I was listening to a Knowledge at Wharton podcast recently in which Peter Capelli was being interviewed. He described the mismatch in the USA between those who are looking to hire talent and those who job-seeking.
At the same time, my wife and I have been sharing about the number of friends we have in the USA who are jobhunting in their 50’s, having recently been laid off. Most are being replaced by younger staff – less expensive, better users of technology who are likely to improve their productivity faster.
Jamaica (and most of the Caribbean) doesn’t have that particular problem, but our youth would argue that we do little to develop new talent. That’s the topic I decided to focus on in this week’s article.
It’s a human resource mistake that appears, at first, to be a smart strategy: only hire people who can hit the ground running, without any training. Unfortunately, your company could be sowing the seeds of mediocrity in the form of a short-cut that draws long-term blood.

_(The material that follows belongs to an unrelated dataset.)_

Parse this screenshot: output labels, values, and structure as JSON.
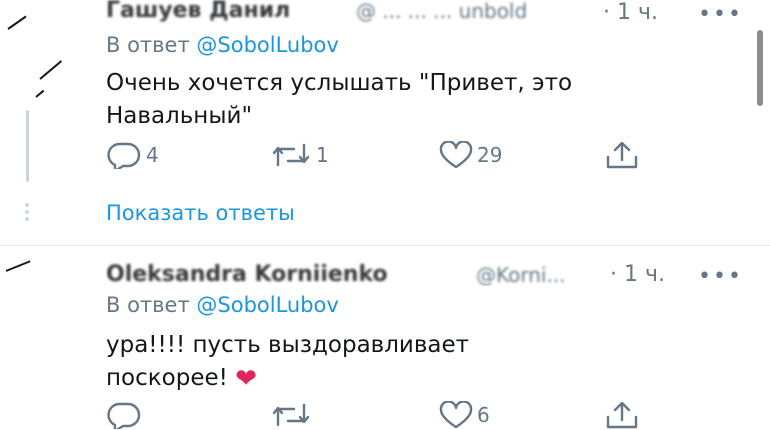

In the wake of the global recession, U.S. companies are complaining that they cannot find the workers they need. As a result, a huge number of jobs are going unfilled. At the same time, the unemployment rate among recent graduates is disturbingly high, as it is in Jamaica. According to business author Professor Peter Capelli, the reason is simple. Companies are looking for candidates with at least five years experience.
The logic, which also applies to local companies, is understandable. To fill an open position, just find someone with all the experience required. This is an extremely expensive option as these qualified people usually aren’t floating around looking for employment. They already have stable jobs and their employers are willing to go to extraordinary lengths to keep them happy.
This predatory approach is, according to Capelli, a way of compensating for a lack of internal training. In 1979, a young employee received 2.5 weeks of training per year on average. By 2014, only 29% had received any training whatsoever in the past five years.
My observation is that companies are expecting employees to train themselves.
This is not crazy thinking. Back in the 1990’s, thousands of workers sat in classrooms to learn Windows, Excel and Word. Today, almost no-one is trained to use these programmes… instead, without a single paragraph of explanation or a minute of video they get themselves and running in an instant. Today’s employee has learned how to teach themselves.
Unfortunately, this miraculous, modern-day skill doesn’t scale to include other areas of learning. Even the most adept self-learner has a difficult time picking up decent “soft skills” such as negotiation, time management and leadership. Furthermore, the horror stories I hear coming from university departments lead me to think that more academic education doesn’t help.
The ultimate answer is simple: change the way your company conceives of human resources and their role in the enterprise.
Unlike a computing or financial resource, a human resource has the innate ability to learn and grow in stature. However, in most companies how this happens is a mystery. They may have excellent internal processes for tracking every penny, but have no clue how a leader develops within their own walls. The actions required and the time someone needs to invest to learn these skills are the stuff of myths and anecdotes.
Many human resource professionals argue that it’s better to have the perfect training system than to be forced to search for the perfect employee. Yet, your company is cutting back on employee development and doing little to leverage the low-cost training available via the internet. Why is this happening?
Reason #1 – All Costs and No Benefits
Perhaps your internal management systems, like many others, is lopsided. It reports primarily financial metrics which highlight all the costs of a training intervention but none of the benefits. As a result, employee development is the first item your organization cuts from every annual budget. Making a balanced decision to offer training requires different tools, which your company lacks.
Reason #2 – Hiring for the Short Term
Disney and Southwest Airlines are a few of the companies known for their policy of hiring primarily for attitude. This is especially true in customer-facing positions where months (not years) of technical training are required. Their stance is that specific skills can be taught, but the right frame of mind cannot. This particular tactic makes perfect sense when your company takes a long-term perspective.
Reason #3 – Hiring a Whole Person vs. a Functionary
Your company may be typical in these recessionary times, hiring people for jobs they can perform right away. However, it runs the risk of staffing itself with people who are expert at soon-to-be-obsolete functions. A better strategy might be to hire fast learners who can pick up any technology quickly while changing their behaviour to suit new circumstances. Oftentimes, these nimble employees lack experience due to their age, but are better able to transform the job itself. Some of them may already be in your company, stuck in a dead-end job. Most companies are weak at identifying talent that is sitting right underneath their noses.
The trap of mediocrity can be avoided but great companies aren’t built by cherry-picking talent from outside. Instead, they build training systems that take available people, building enduring cultures around them. In these times, this approach “costs” more but there is no such thing as a company cost-cutting its way to market dominance. That only comes from investing in people with the highest potential.